Liquid dosage forms for oral administration of cyclocreatine or pharmaceutically acceptable salts thereof include pharmaceutically acceptable emulsions, microemulsions, solutions, suspensions, syrups and elixirs. In addition to the active ingredient, the liquid dosage forms may contain inert diluents commonly used in the art, such as, for example, water or other solvents, solubilizing agents and emulsifiers, such as ethyl alcohol, isopropyl alcohol, ethyl carbonate, ethyl acetate, benzyl alcohol, benzyl benzoate, propylene glycol, 1,3-butylene glycol, oils (in particular, cottonseed, groundnut, corn, germ, olive, castor and sesame oils), glycerol, tetrahydrofuryl alcohol, polyethylene glycols and fatty acid esters or sorbitan, and mixtures thereof.
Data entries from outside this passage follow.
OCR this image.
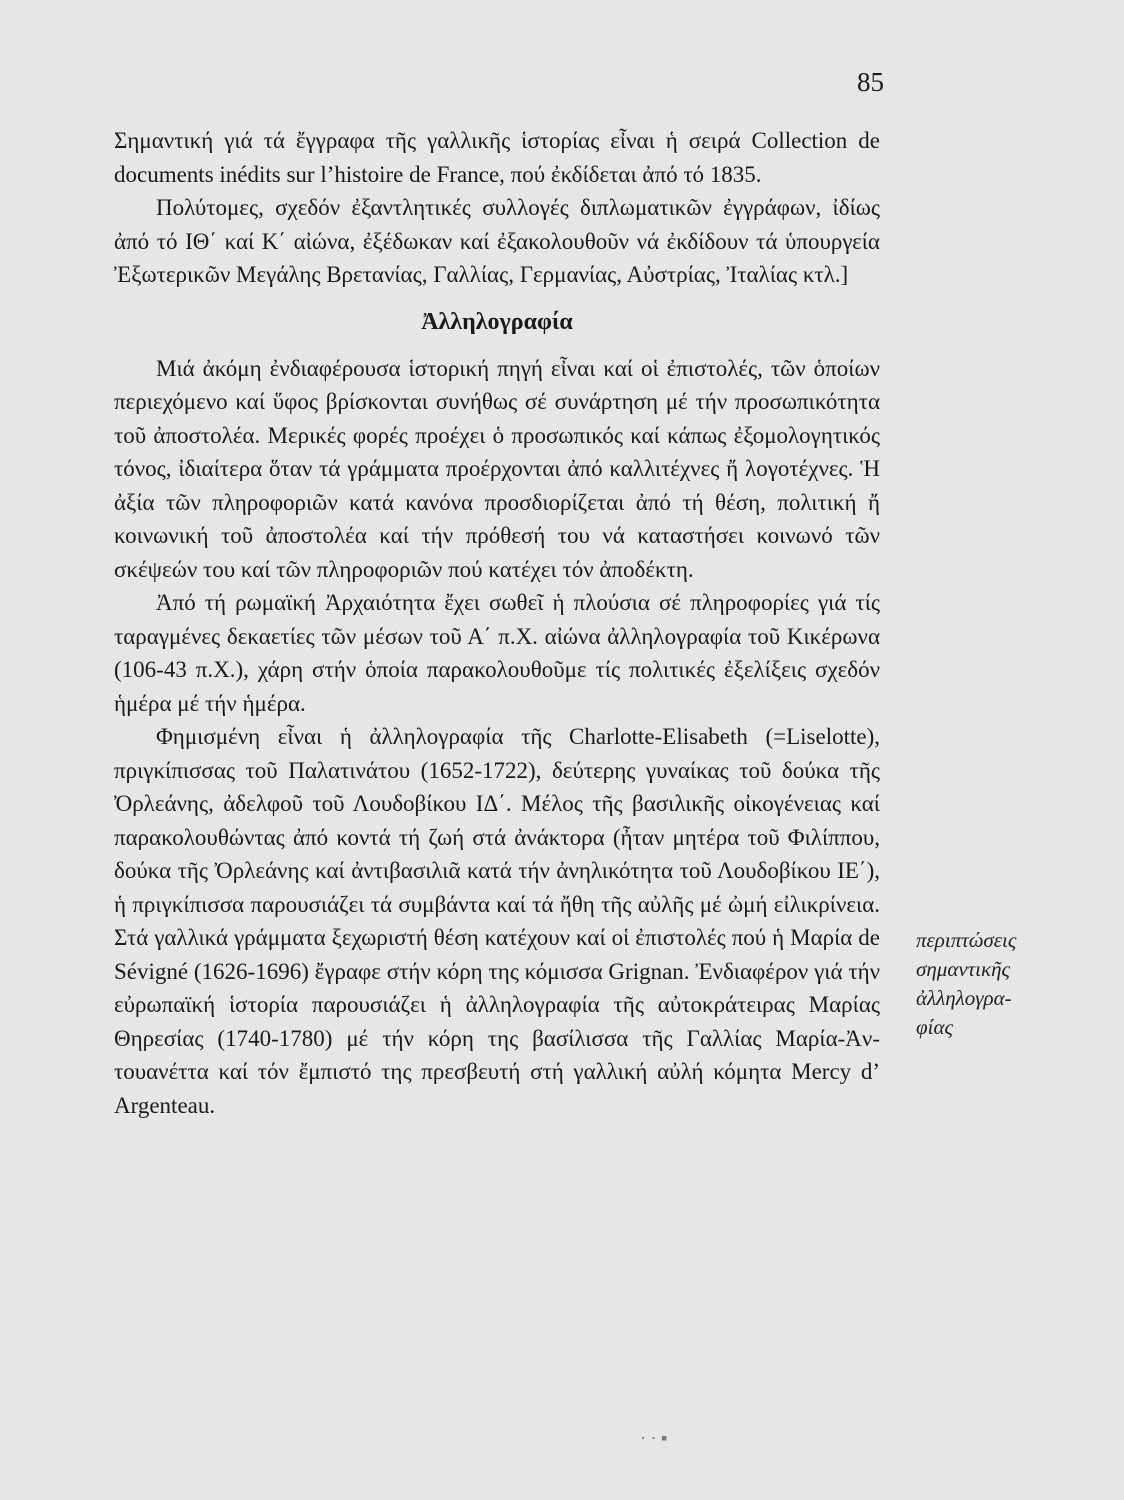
85

Σημαντική γιά τά ἔγγραφα τῆς γαλλικῆς ἱστορίας εἶναι ἡ σειρά Collection de documents inédits sur l’histoire de France, πού ἐκδίδεται ἀπό τό 1835.

Πολύτομες, σχεδόν ἐξαντλητικές συλλογές διπλωματικῶν ἐγγράφων, ἰδίως ἀπό τό ΙΘ΄ καί Κ΄ αἰώνα, ἐξέδωκαν καί ἐξακολουθοῦν νά ἐκδίδουν τά ὑπουργεία Ἐξωτερικῶν Μεγάλης Βρετανίας, Γαλλίας, Γερμανίας, Αὐστρίας, Ἰταλίας κτλ.]

Ἀλληλογραφία

Μιά ἀκόμη ἐνδιαφέρουσα ἱστορική πηγή εἶναι καί οἱ ἐπιστολές, τῶν ὁποίων περιεχόμενο καί ὕφος βρίσκονται συνήθως σέ συνάρτηση μέ τήν προσωπικότητα τοῦ ἀποστολέα. Μερικές φορές προέχει ὁ προσωπικός καί κάπως ἐξομολογητικός τόνος, ἰδιαίτερα ὅταν τά γράμματα προέρχονται ἀπό καλλιτέχνες ἤ λογοτέχνες. Ἡ ἀξία τῶν πληροφοριῶν κατά κανόνα προσδιορίζεται ἀπό τή θέση, πολιτική ἤ κοινωνική τοῦ ἀποστολέα καί τήν πρόθεσή του νά καταστήσει κοινωνό τῶν σκέψεών του καί τῶν πληροφοριῶν πού κατέχει τόν ἀποδέκτη.

Ἀπό τή ρωμαϊκή Ἀρχαιότητα ἔχει σωθεῖ ἡ πλούσια σέ πληροφορίες γιά τίς ταραγμένες δεκαετίες τῶν μέσων τοῦ Α΄ π.Χ. αἰώνα ἀλληλογραφία τοῦ Κικέρωνα (106-43 π.Χ.), χάρη στήν ὁποία παρακολουθοῦμε τίς πολιτικές ἐξελίξεις σχεδόν ἡμέρα μέ τήν ἡμέρα.

Φημισμένη εἶναι ἡ ἀλληλογραφία τῆς Charlotte-Elisabeth (=Liselotte), πριγκίπισσας τοῦ Παλατινάτου (1652-1722), δεύτερης γυναίκας τοῦ δούκα τῆς Ὀρλεάνης, ἀδελφοῦ τοῦ Λουδοβίκου ΙΔ΄. Μέλος τῆς βασιλικῆς οἰκογένειας καί παρακολουθώντας ἀπό κοντά τή ζωή στά ἀνάκτορα (ἦταν μητέρα τοῦ Φιλίππου, δούκα τῆς Ὀρλεάνης καί ἀντιβασιλιᾶ κατά τήν ἀνηλικότητα τοῦ Λουδοβίκου ΙΕ΄), ἡ πριγκίπισσα παρουσιάζει τά συμβάντα καί τά ἤθη τῆς αὐλῆς μέ ὠμή εἰλικρίνεια. Στά γαλλικά γράμματα ξεχωριστή θέση κατέχουν καί οἱ ἐπιστολές πού ἡ Μαρία de Sévigné (1626-1696) ἔγραφε στήν κόρη της κόμισσα Grignan. Ἐνδιαφέρον γιά τήν εὐρωπαϊκή ἱστορία παρουσιάζει ἡ ἀλληλογραφία τῆς αὐτοκράτειρας Μαρίας Θηρεσίας (1740-1780) μέ τήν κόρη της βασίλισσα τῆς Γαλλίας Μαρία-Ἀντουανέττα καί τόν ἔμπιστό της πρεσβευτή στή γαλλική αὐλή κόμητα Mercy d’ Argenteau.

περιπτώσεις
σημαντικῆς
ἀλληλογρα-
φίας

· · ▪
Besides inert diluents, the oral compositions can also include adjuvants such as wetting agents, emulsifying and suspending agents, sweetening, flavoring, coloring, perfuming and preservative agents.

Suspensions, in addition to the active compounds, may contain suspending agents as, for example, ethoxylated isostearyl alcohols, polyoxyethylene sorbitol and sorbitan esters, microcrstalline cellulose, aluminum metahydroxide, bentonite, agar-agar and tragacanth, and mixtures thereof.

Formulations of the pharmaceutical compositions of the invention for rectal or vaginal administration may be presented as a suppository, which may be prepared by mixing cyclocreatine or a pharmaceutically acceptable salt thereof with one or more suitable non-irritating excipients or carriers comprising, for example, cocoa butter, polyethylene glycol, a suppository wax or a salicylate, and which is solid at room temperature, but liquid at body temperature and, therefore, will melt in the rectum or vaginal cavity and release the active compound.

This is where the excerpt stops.